I was shocked by the sad and sudden demise of Anthony J. Tabone, ex-chairman of the Broadcasting Authority and PBS. I was fortunate enough to have known him since my newspaper days, only to be happily surprised when, several years later, he took over the chairmanship at Guardamanġia where I had earlier set up camp.  

In my 25-year-plus career in national broadcasting I watched chairmen and CEOs come and go with almost monotonous regularity, mostly following in the wake of the political pattern of the time. I could write volumes about each and every one of them. The imperious, the arrogant, the deceitful, the affable, the kind, the guileless, the knowledgeable, the head in the clouds, but they shall remain nameless, especially those who have long since gone. In what had often been such a controversial, albeit colourful, scenario, however, Twannie Tabone, as most of us in the media knew him, stood out as a proper gentleman. Someone with whom you could communicate, with ease, personally and professionally.

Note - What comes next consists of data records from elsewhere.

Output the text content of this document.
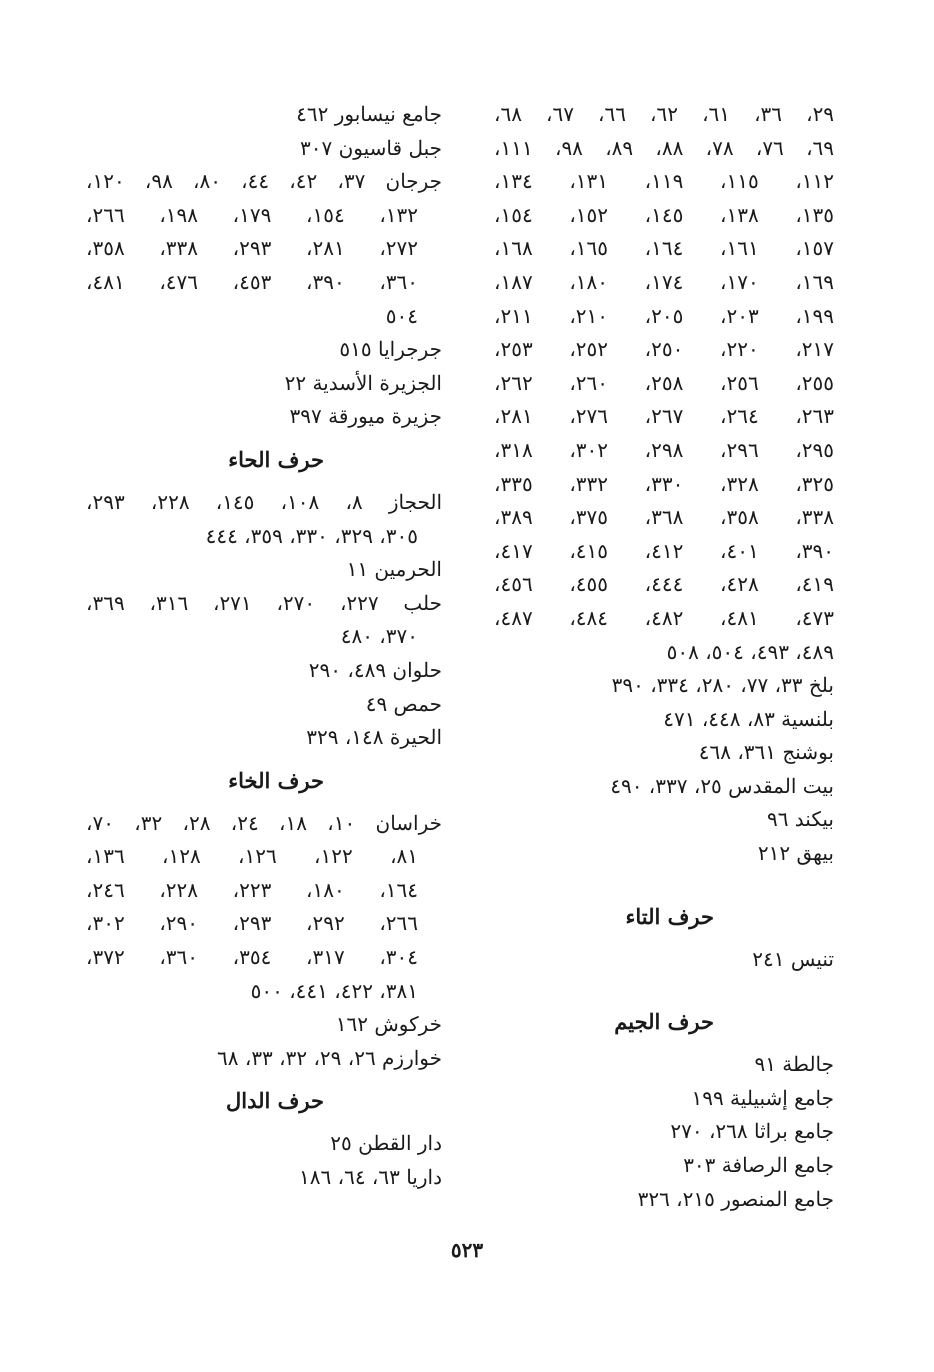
٢٩، ٣٦، ٦١، ٦٢، ٦٦، ٦٧، ٦٨،
٦٩، ٧٦، ٧٨، ٨٨، ٨٩، ٩٨، ١١١،
١١٢، ١١٥، ١١٩، ١٣١، ١٣٤،
١٣٥، ١٣٨، ١٤٥، ١٥٢، ١٥٤،
١٥٧، ١٦١، ١٦٤، ١٦٥، ١٦٨،
١٦٩، ١٧٠، ١٧٤، ١٨٠، ١٨٧،
١٩٩، ٢٠٣، ٢٠٥، ٢١٠، ٢١١،
٢١٧، ٢٢٠، ٢٥٠، ٢٥٢، ٢٥٣،
٢٥٥، ٢٥٦، ٢٥٨، ٢٦٠، ٢٦٢،
٢٦٣، ٢٦٤، ٢٦٧، ٢٧٦، ٢٨١،
٢٩٥، ٢٩٦، ٢٩٨، ٣٠٢، ٣١٨،
٣٢٥، ٣٢٨، ٣٣٠، ٣٣٢، ٣٣٥،
٣٣٨، ٣٥٨، ٣٦٨، ٣٧٥، ٣٨٩،
٣٩٠، ٤٠١، ٤١٢، ٤١٥، ٤١٧،
٤١٩، ٤٢٨، ٤٤٤، ٤٥٥، ٤٥٦،
٤٧٣، ٤٨١، ٤٨٢، ٤٨٤، ٤٨٧،
٤٨٩، ٤٩٣، ٥٠٤، ٥٠٨
بلخ ٣٣، ٧٧، ٢٨٠، ٣٣٤، ٣٩٠
بلنسية ٨٣، ٤٤٨، ٤٧١
بوشنج ٣٦١، ٤٦٨
بيت المقدس ٢٥، ٣٣٧، ٤٩٠
بيكند ٩٦
بيهق ٢١٢
حرف التاء
تنيس ٢٤١
حرف الجيم
جالطة ٩١
جامع إشبيلية ١٩٩
جامع براثا ٢٦٨، ٢٧٠
جامع الرصافة ٣٠٣
جامع المنصور ٢١٥، ٣٢٦
جامع نيسابور ٤٦٢
جبل قاسيون ٣٠٧
جرجان ٣٧، ٤٢، ٤٤، ٨٠، ٩٨، ١٢٠،
١٣٢، ١٥٤، ١٧٩، ١٩٨، ٢٦٦،
٢٧٢، ٢٨١، ٢٩٣، ٣٣٨، ٣٥٨،
٣٦٠، ٣٩٠، ٤٥٣، ٤٧٦، ٤٨١،
٥٠٤
جرجرايا ٥١٥
الجزيرة الأسدية ٢٢
جزيرة ميورقة ٣٩٧
حرف الحاء
الحجاز ٨، ١٠٨، ١٤٥، ٢٢٨، ٢٩٣،
٣٠٥، ٣٢٩، ٣٣٠، ٣٥٩، ٤٤٤
الحرمين ١١
حلب ٢٢٧، ٢٧٠، ٢٧١، ٣١٦، ٣٦٩،
٣٧٠، ٤٨٠
حلوان ٤٨٩، ٢٩٠
حمص ٤٩
الحيرة ١٤٨، ٣٢٩
حرف الخاء
خراسان ١٠، ١٨، ٢٤، ٢٨، ٣٢، ٧٠،
٨١، ١٢٢، ١٢٦، ١٢٨، ١٣٦،
١٦٤، ١٨٠، ٢٢٣، ٢٢٨، ٢٤٦،
٢٦٦، ٢٩٢، ٢٩٣، ٢٩٠، ٣٠٢،
٣٠٤، ٣١٧، ٣٥٤، ٣٦٠، ٣٧٢،
٣٨١، ٤٢٢، ٤٤١، ٥٠٠
خركوش ١٦٢
خوارزم ٢٦، ٢٩، ٣٢، ٣٣، ٦٨
حرف الدال
دار القطن ٢٥
داريا ٦٣، ٦٤، ١٨٦
٥٢٣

My last contact with my former boss took place only last April 17 when I was trying to entice him into contributing to a new book, a collection of personal anecdotes by personalities from across Maltese society, which my friend Tony Barbaro Sant and I are working on as a sequel to the highly successful, Jinżlulek Għasel of a few years ago.

In replying, Twannie was his usual kind self, saying he would try to find the time in between reading a lot more books than he had time for when we were both working full-time and the local and social commitments he retained in retirement.

I replied by saying that I was going to keep my fingers crossed, fully aware of the treasure trove of interesting stories he had to tell. As I uncross them, alas, I can only cherish the memory of this proper gentleman.